L’univers du jeu de plates formes de l’époque a su rester constant jusqu’à une date très récente, pour moi l’arrivée de cette 3D que j’ai beaucoup de mal à ne pas maudire chaque jour un peu plus). Le héros peut faire des sauts disproportionnés (et heureusement), ainsi que se lancer de façon à couvrir des distances incroyables. Avec Prince of Persia, tout ça c’est fini. Le héros est un homme, et rien qu’un homme. Exit donc les sauts de félin ou de kangourou, ici vos aptitudes physiques ne seront pas celle d’un Super Mario ou d’un Zool, mais celles d’un homme ! Quoique…d’un homme ma foi fort bien entraîné ! Les capacités de notre héros et son agilité sont remarquables, de même que la force qu’il concentre en ses deux bras pourtant pas si musclés. Ce qui amène à causer de ce qui est LA signature du jeu : l’animation parfaitement détaillée du Prince ainsi que la variété de ses mouvements. Le Prince peut courir, sauter, sauter à la verticale, s’agenouiller pour descendre d’un niveau, prendre son élan et réaliser en conséquence des sauts plus longs, s’agripper, avancer à petits pas… Le tout permettant des combinaisons bluffantes, comme courir pour faire un saut plus long et se rattraper in extremis au rebord d’une porte. Le tout plus vrai que nature, fait extraordinaire en cette époque. Ce luxe dans l’animation et l’excellente décomposition des mouvements du héros est devenue l’identité même du jeu que l’on retrouvera sur tous les supports, même les supports limités comme les 8 bits (NES et SMS) qui seront toutes deux honorées d’une version du jeu qui fait figure de must have dans les catalogues respectifs des deux machines.

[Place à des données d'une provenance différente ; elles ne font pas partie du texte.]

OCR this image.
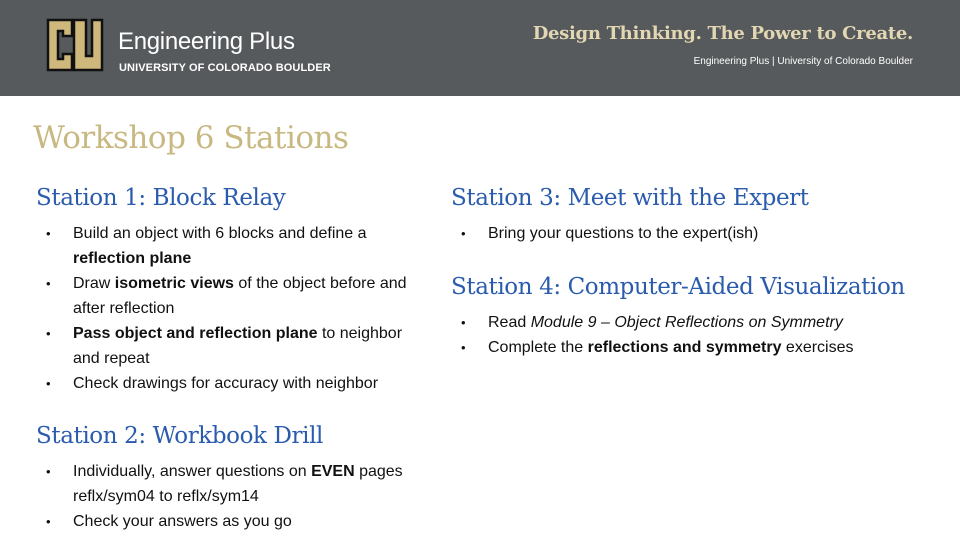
Engineering Plus
UNIVERSITY OF COLORADO BOULDER
Design Thinking. The Power to Create.
Engineering Plus | University of Colorado Boulder
Workshop 6 Stations
Station 1: Block Relay
• Build an object with 6 blocks and define a reflection plane
• Draw isometric views of the object before and after reflection
• Pass object and reflection plane to neighbor and repeat
• Check drawings for accuracy with neighbor
Station 2: Workbook Drill
• Individually, answer questions on EVEN pages reflx/sym04 to reflx/sym14
• Check your answers as you go
Station 3: Meet with the Expert
• Bring your questions to the expert(ish)
Station 4: Computer-Aided Visualization
• Read Module 9 – Object Reflections on Symmetry
• Complete the reflections and symmetry exercises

Il faut ajouter à ce tableau la grande richesse du jeu en lui-même. Même si l’environnement sonore est ma foi assez sobre (mais bon, qui s’attendait à entendre une salsa endiablée dans les salles silencieuses et angoissantes des prisons du si bon Vizir ?), l’ambiance est foutrement bonne. Car vous aurez toujours un oeil sur le sablier qui s’écoule. Angoisse.

Car c’est une des particularités qui font de Prince of Persia un jeu unique : le temps. Toute l’intrigue et tous les efforts du joueurs sont guidés par l’impératif temporel, vous n’avez qu’une heure , pas une minute de plus ! Le jeu pouvait également revêtir un aspect « challenge », en incitant carrément au speedrun, une fois que l’on connaissait assez les 12 étapes. Ici pas de compteur de vies ou autre mécanisme classique.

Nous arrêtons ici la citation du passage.